しかし、ノンアルコールのクラフト飲料を缶で提供しているところはほとんどありませんでした。
缶にすることでクラフト感が損なわれるのではないかという不安もありましたが、2022年4月から缶の研究を始めました。しかし、瓶から缶への移行は非常に難しく、さらなる研究が必要でした。
その理由は大きく二つあります。まず、これまでの製法ではレモンやライムの皮、スパイスの粒などが多く含まれていました。
しかし、缶の場合、高速で充填する際にこれらの粒が充填機に詰まってしまうという問題が発生しました。従来の技術では対応できなかったため、美味しさを保ちながら新しい技術を開発する必要がありました。
もう一つの課題は、缶の充填を請け負ってくれる会社を見つけることの難しさでした。資金や人員が不足していたため、自社で工場を立ち上げることができず、大企業に依頼するしかありませんでしたが、なかなか引き受けてもらうことができませんでした。
「応援したい」と言われ、ローソンで販売
缶の商品の開発にあたっては、クラフトビール業界の方々やバーテンダー、さらにはラーメン屋さんや焼肉屋さんにもヒアリングを行いました。そして最終的に、粒をなくしても香り高く仕上げる製法を開発し、この問題を解決することができました。
充填に関しては、飲食業界にいた高校時代の同級生に相談していたところ、その会社の役員の方と繋がることでき、直接お願いしたところ「応援したい」と快く引き受けていただけました。
当初、発注ロットは最低10万本が基準でしたが、数万本まで減らしてもらい、まずはナチュラルローソンさんで先行発売を行うことができました。その後、一般販売やオンラインでの展開も開始し、3〜4ヶ月で売り切れると予想していた商品は、わずか2週間で完売しました。
また、コンビニでの販売について、それまでのお客様からネガティブな反応があるのではないかと心配していましたが、逆に「コンビニでも買える」ということで、喜んでくださいました。
瓶やシロップを好むお客様も引き続きいらっしゃって、商品のバランスがうまく取れていたと思います。
スタートアップ企業に必要な体制
コンビニで缶が販売され、「儲かっているだろう」と言われることが多いですが、実際には経営に余裕があるわけではありません。現在、コアメンバーは4〜5人で、経営判断は私一人で行っていますが、スタッフが定着せず、入っては辞めるという状況が続いています。
「小林さんはブランドやプロダクトを作る才能はあるかもしれないけど、リーダーには向いていないのではないか」と指摘されたこともあります。

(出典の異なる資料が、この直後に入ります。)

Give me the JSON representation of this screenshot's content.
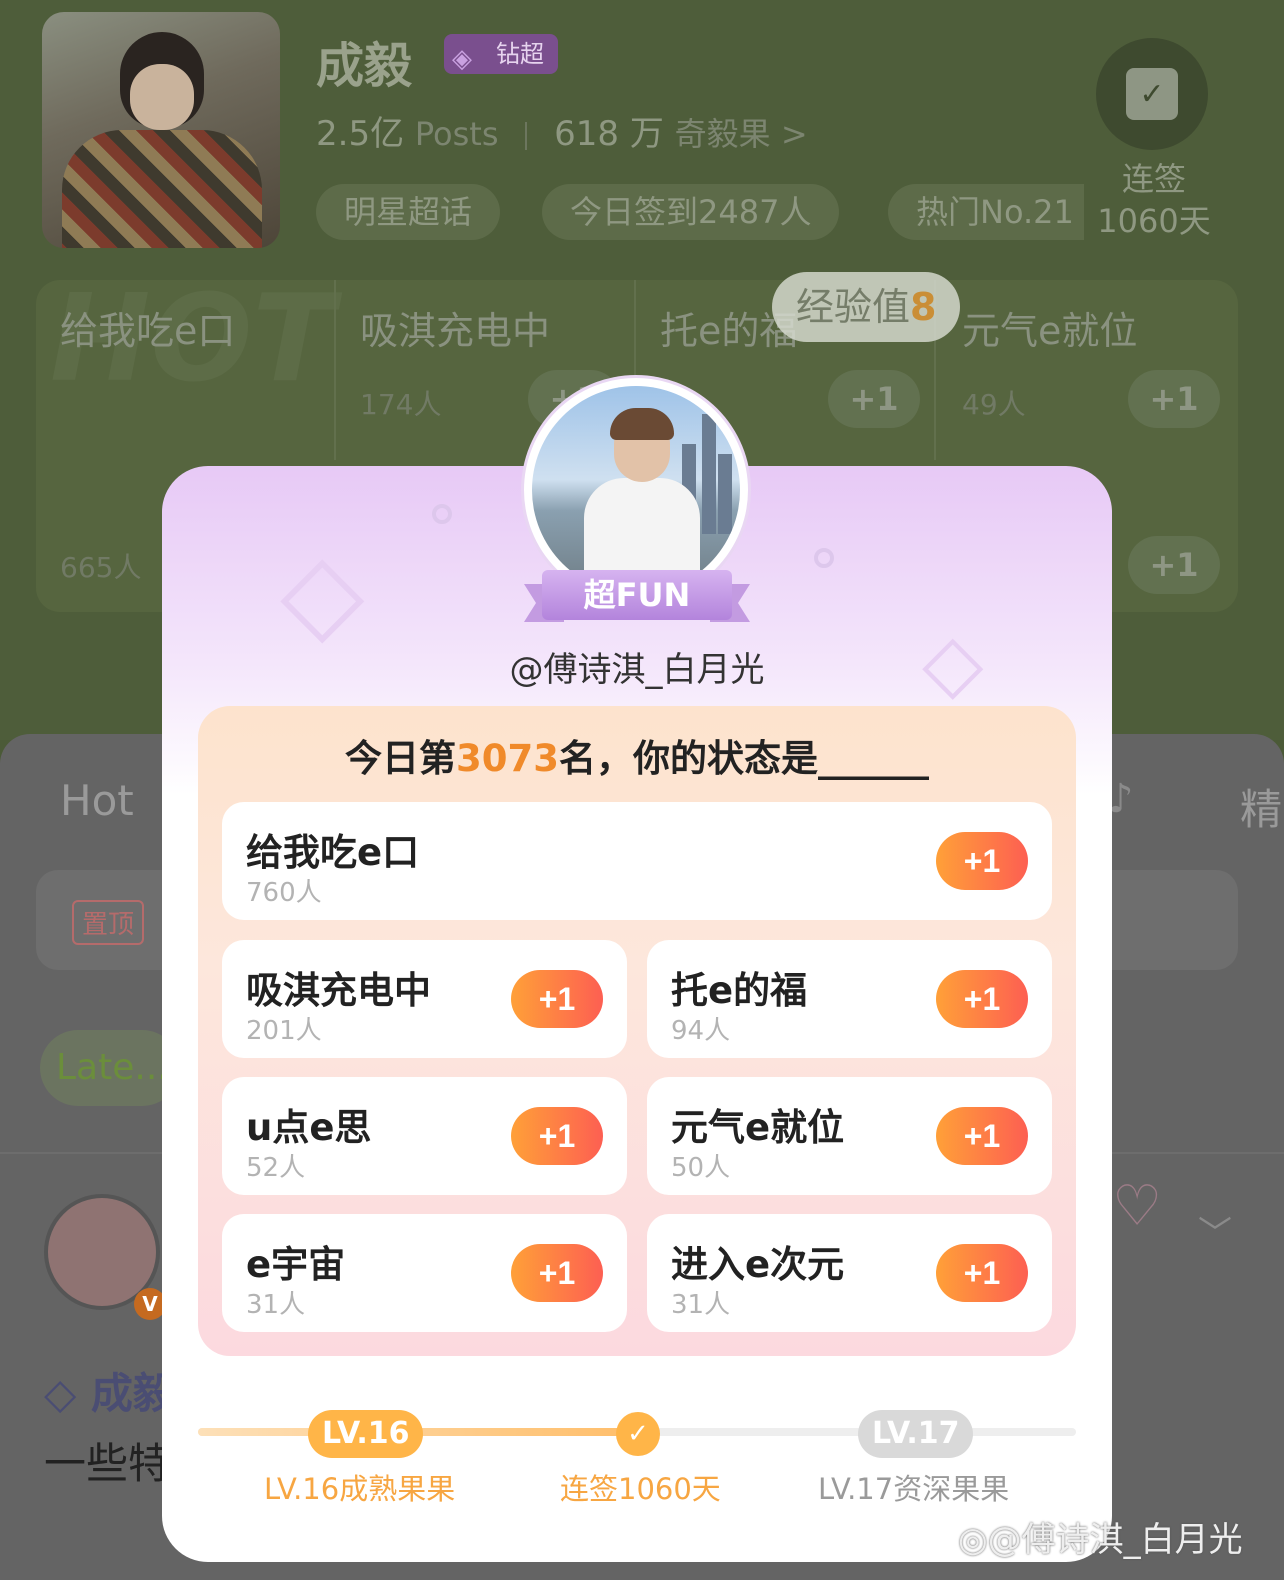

和製スティーブ・ジョブズと呼ばれることもありますが、最近では経営者として自分自身が変わらなければならないと強く感じています。特に、組織運営については他のスタートアップでもよく話題になるように、組織論が非常に重要だと考えており、これが最近の大きな悩みの一つです。

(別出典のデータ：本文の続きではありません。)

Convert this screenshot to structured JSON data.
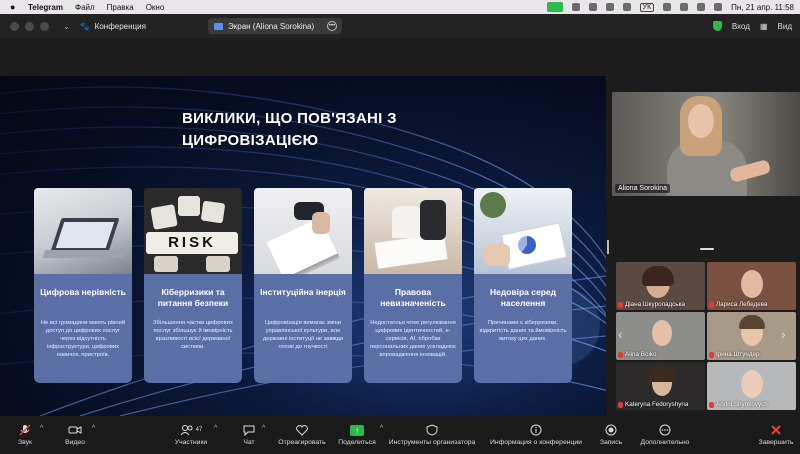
{
  "menubar": {
    "app_name": "Telegram",
    "items": [
      "Файл",
      "Правка",
      "Окно"
    ],
    "keyboard": "УК",
    "clock": "Пн, 21 апр.  11:58"
  },
  "window": {
    "conference_label": "Конференция",
    "share_label": "Экран (Aliona Sorokina)",
    "login_label": "Вход",
    "view_label": "Вид"
  },
  "slide": {
    "title": "ВИКЛИКИ, ЩО ПОВ'ЯЗАНІ З ЦИФРОВІЗАЦІЄЮ",
    "cards": [
      {
        "heading": "Цифрова нерівність",
        "body": "Не всі громадяни мають рівний доступ до цифрових послуг через відсутність інфраструктури, цифрових навичок, пристроїв."
      },
      {
        "heading": "Кіберризики та питання безпеки",
        "body": "Збільшення частки цифрових послуг збільшує й імовірність вразливості всієї державної системи."
      },
      {
        "heading": "Інституційна інерція",
        "body": "Цифровізація вимагає зміни управлінської культури, але державні інституції не завжди готові до гнучкості"
      },
      {
        "heading": "Правова невизначеність",
        "body": "Недостатньо чітке регулювання цифрових ідентичностей, е-сервісів, AI, обробки персональних даних ускладнює впровадження інновацій."
      },
      {
        "heading": "Недовіра серед населення",
        "body": "Причинами є кіберризики, відкритість даних та ймовірність витоку цих даних."
      }
    ]
  },
  "speaker": {
    "name": "Aliona Sorokina"
  },
  "participants": [
    {
      "name": "Діана Шкуропадська"
    },
    {
      "name": "Лариса Лебедева"
    },
    {
      "name": "Alina Boiko"
    },
    {
      "name": "Ірина Штундер"
    },
    {
      "name": "Kateryna Fedoryshyna"
    },
    {
      "name": "Andrii Shynkovych"
    }
  ],
  "toolbar": {
    "audio": "Звук",
    "video": "Видео",
    "participants": "Участники",
    "participants_count": "47",
    "chat": "Чат",
    "react": "Отреагировать",
    "share": "Поделиться",
    "host_tools": "Инструменты организатора",
    "info": "Информация о конференции",
    "record": "Запись",
    "more": "Дополнительно",
    "end": "Завершить"
  }
}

一般的にスタートアップでは、ナンバー2を見つけることが重要だと言われます。社内をまとめるリーダー役がいて、社長が旗振り役として研究職に専念できるような体制を作ることが大切だと思っています。
お客様との接点を増やすことが重要
今後は、直営店を増やしたいと考えています。現在はキッチンカー、渋谷店、そして工房がありますが、将来的には都内に10店舗ほど展開したいと思っています。

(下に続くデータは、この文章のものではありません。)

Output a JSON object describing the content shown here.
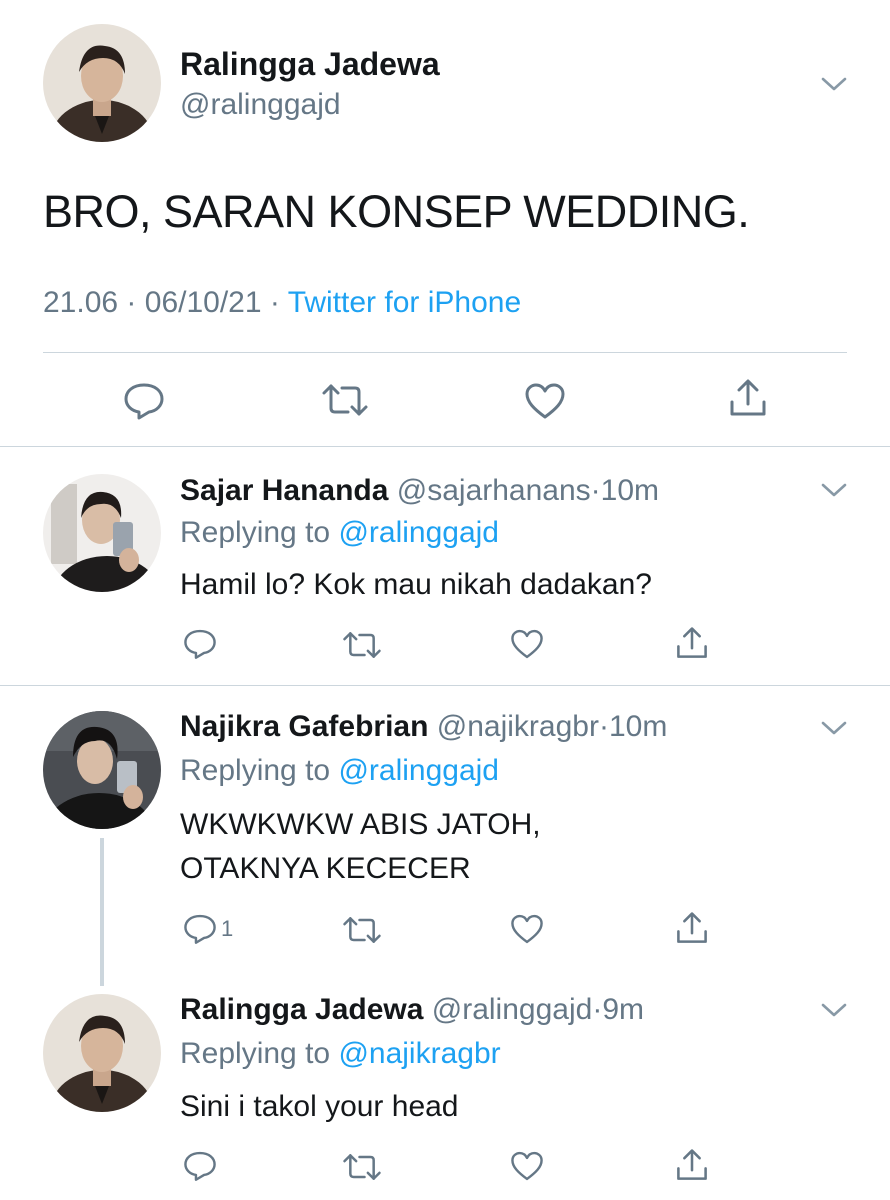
{
  "main_tweet": {
    "author_name": "Ralingga Jadewa",
    "author_handle": "@ralinggajd",
    "text": "BRO, SARAN KONSEP WEDDING.",
    "time": "21.06",
    "date": "06/10/21",
    "separator": "·",
    "source": "Twitter for iPhone"
  },
  "replies": [
    {
      "author_name": "Sajar Hananda",
      "author_handle": "@sajarhanans",
      "age": "10m",
      "replying_prefix": "Replying to",
      "replying_to": "@ralinggajd",
      "text_lines": [
        "Hamil lo? Kok mau nikah dadakan?"
      ],
      "reply_count": ""
    },
    {
      "author_name": "Najikra Gafebrian",
      "author_handle": "@najikragbr",
      "age": "10m",
      "replying_prefix": "Replying to",
      "replying_to": "@ralinggajd",
      "text_lines": [
        "WKWKWKW ABIS JATOH,",
        "OTAKNYA KECECER"
      ],
      "reply_count": "1"
    },
    {
      "author_name": "Ralingga Jadewa",
      "author_handle": "@ralinggajd",
      "age": "9m",
      "replying_prefix": "Replying to",
      "replying_to": "@najikragbr",
      "text_lines": [
        "Sini i takol your head"
      ],
      "reply_count": ""
    }
  ],
  "icons": {
    "reply": "reply-icon",
    "retweet": "retweet-icon",
    "like": "heart-icon",
    "share": "share-icon",
    "more": "chevron-down-icon"
  },
  "colors": {
    "text": "#14171a",
    "secondary": "#657786",
    "link": "#1da1f2",
    "divider": "#ccd6dd"
  }
}
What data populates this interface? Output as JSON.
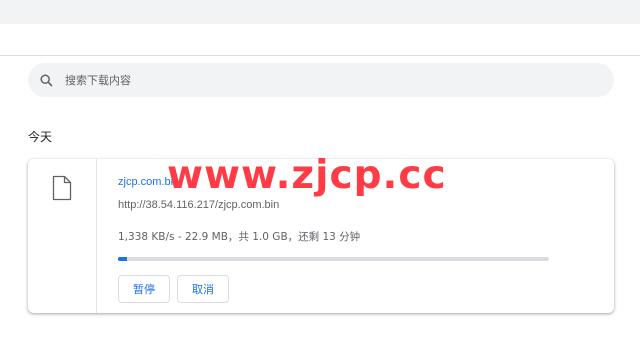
{
  "search": {
    "placeholder": "搜索下载内容",
    "icon": "search-icon"
  },
  "section": {
    "date_label": "今天"
  },
  "download": {
    "file_name": "zjcp.com.bin",
    "url": "http://38.54.116.217/zjcp.com.bin",
    "status": "1,338 KB/s - 22.9 MB，共 1.0 GB，还剩 13 分钟",
    "progress_percent": 2,
    "pause_label": "暂停",
    "cancel_label": "取消",
    "file_icon": "file-icon"
  },
  "watermark": {
    "text": "www.zjcp.cc"
  },
  "colors": {
    "accent": "#1a73e8",
    "watermark": "#ff3b45",
    "search_bg": "#f1f3f4",
    "topbar_bg": "#f1f3f4",
    "progress_track": "#dadce0"
  }
}
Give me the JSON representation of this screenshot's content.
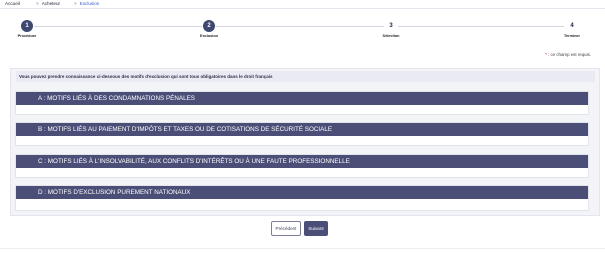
{
  "breadcrumb": {
    "items": [
      {
        "label": "Accueil",
        "sep": ""
      },
      {
        "label": "Acheteur",
        "sep": ">"
      },
      {
        "label": "Exclusion",
        "sep": ">"
      }
    ]
  },
  "stepper": {
    "steps": [
      {
        "number": "1",
        "label": "Procédure"
      },
      {
        "number": "2",
        "label": "Exclusion"
      },
      {
        "number": "3",
        "label": "Sélection"
      },
      {
        "number": "4",
        "label": "Terminer"
      }
    ]
  },
  "required_note": {
    "star": "*",
    "text": " : ce champ est requis."
  },
  "intro_text": "Vous pouvez prendre connaissance ci-dessous des motifs d'exclusion qui sont tous obligatoires dans le droit français",
  "sections": [
    {
      "title": "A : MOTIFS LIÉS À DES CONDAMNATIONS PÉNALES"
    },
    {
      "title": "B : MOTIFS LIÉS AU PAIEMENT D'IMPÔTS ET TAXES OU DE COTISATIONS DE SÉCURITÉ SOCIALE"
    },
    {
      "title": "C : MOTIFS LIÉS À L'INSOLVABILITÉ, AUX CONFLITS D'INTÉRÊTS OU À UNE FAUTE PROFESSIONNELLE"
    },
    {
      "title": "D : MOTIFS D'EXCLUSION PUREMENT NATIONAUX"
    }
  ],
  "buttons": {
    "previous": "Précédent",
    "next": "Suivant"
  }
}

カフェスタイルの「コーラスタンド」のような形を考えており、業態としてはタピオカ店に近い形になると思います。
出店エリアについてはまだ具体的な物件を見てはいませんが、上野、浅草、秋葉原などに興味を持っています。さらに、海外展開も視野に入れており、現在は台湾やオーストラリアでのフランチャイズ展開の話も進んでいます。
また、コラボレーションにも力を入れています。最近では、神保町に本店があるグリッチコーヒーさんとコラボし、コーヒーとコーラを組み合わせたメニューを提供しました。
このコラボは、台湾でのイベントがきっかけで、グリッチコーヒーさんの代表の方と出会い、そのインスピレーションを受けて実現したものです。私たちは、様々な場所に出店し、お客様との接点を増やすことで口コミが広がり、ファンが増えていくことが重要だと考えています。
さらに、フランチャイズ展開にも非常に興味があります。コーラのビジネスモデルとしては、シロップを現地に送り、現地で炭酸を準備してボトリングするという方法が最も効率的で、このモデルはフランチャイズに非常に適していると考えています。